A cross post from TIME’s Wellness blog:
The H1N1 flu pandemic last year came out of nowhere. Well, not exactly—H1N1 first emerged in human beings in Mexico. But that wasn’t where most influenza experts were looking. The focus had been on southeast Asia, where the H5N1 avian flu had been infecting—and killing—human beings for the past few years. Most flu pandemics begin in that part of the world, where dense populations of people and animals comingle. H1N1 was different, however, and the world paid the price.
But we may not have learned our lesson. A new study in the June 17 edition of Science makes the case that there has been too little followup genetic surveillance of the H1N1 virus—and that we could be vulnerable to new strains. A team of researchers from Hong Kong sequenced viruses found in pigs in the city’s largest slaughterhouse over the past year and a half. They found that the H1N1 virus that had caused a human pandemic last year—and which is still infecting people—had passed back into swine, and was mutating and reassorting with other viruses the pigs had been infected by. (Pigs can be infected by multiple strains of flu viruses, making them living viral mixing bowls.) The researchers worry that H1N1’s mutations could change the virulence of the virus. Although there’s no evidence that has happened, there have always been concerns that H1N1 might mix with H5N1 to produce a new virus that has the transmissability of the former—H1N has reached 200 counties and is still infecting people—and the severity of the latter, which has an observed mortality rate of nearly 60%.

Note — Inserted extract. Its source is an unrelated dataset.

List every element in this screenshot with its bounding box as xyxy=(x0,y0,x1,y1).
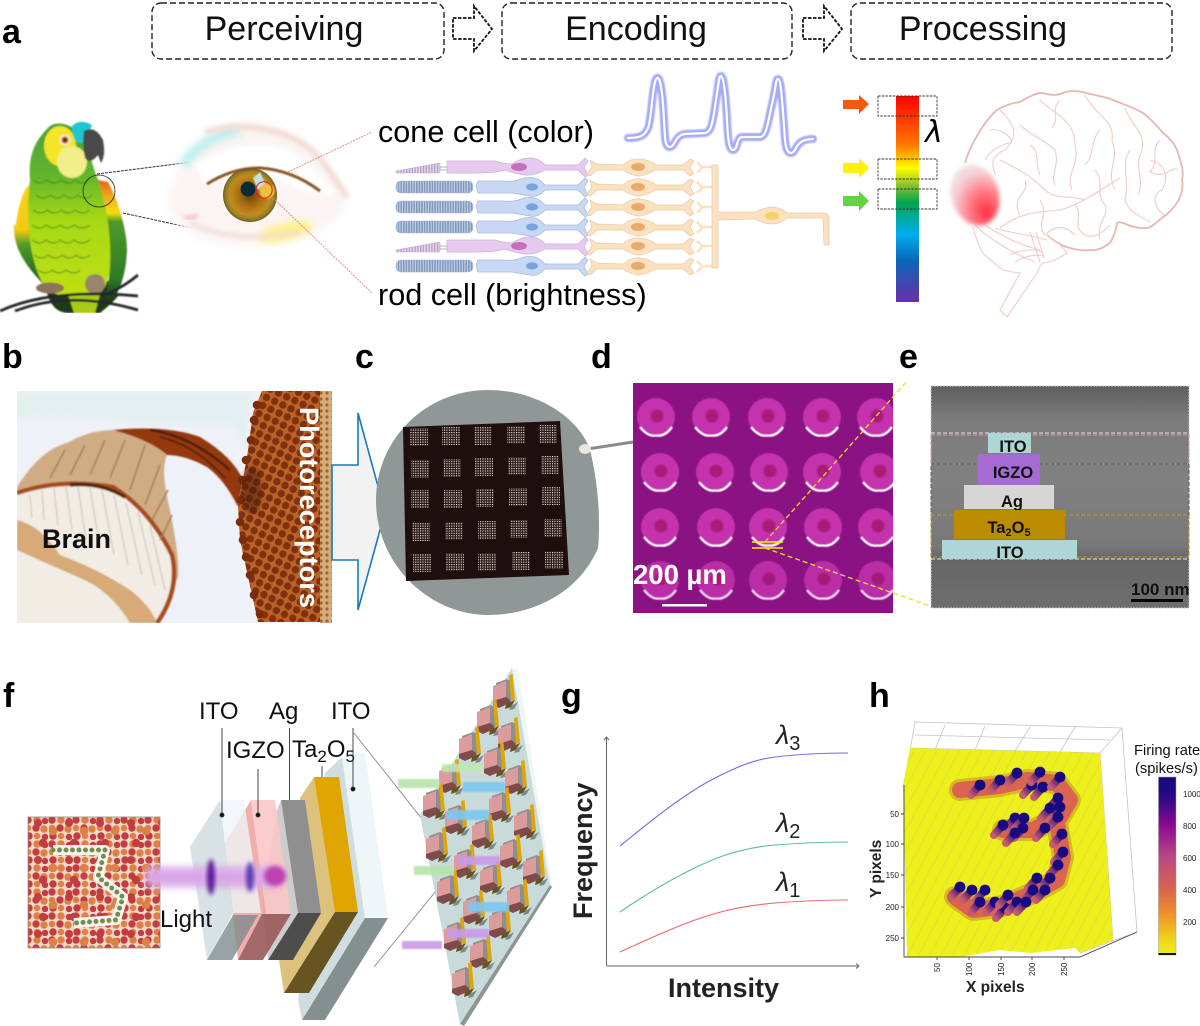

We can’t stop flu viruses from intermingling—that’s just what they do. But we can try to keep close track of new viruses through genetic surveillance—just like the kind practiced by the researchers in Hong Kong, who’ve been testing the city’s pigs for viruses as part of a 12-year-old U.S.-funded program. While major hog producers in the U.S. and Europe frequently test their pigs for flu viruses—which helps scientists keep track of what’s going on among swine—that’s rare among smaller producers in Asia, even though that’s exactly where pandemics often begin. The Science study underscores the need for better surveillance in the developing world:
“The message from our paper is not an inevitable disaster around the corner, but the need for continued vigilance,” Malik Peiris, a flu expert at the University of Hong Kong and one of the study’s authors, said in an e-mail message.
We were lucky with the H1N1 pandemic, which turned out to be relatively mild. So mild, in fact, that some have accused the World Health Organization of overhyping the virus. A damning recent report in British Medical Journal found that World Health Organization (WHO) advisors who called for the stockpiling of H1N1 vaccine had been previously on the payroll of the drug companies that made the vaccines. (The WHO has said that there is no evidence to show that it engaged in scaremongering during the pandemic.) But that’s the thing about the flu—you never know when your luck will run out.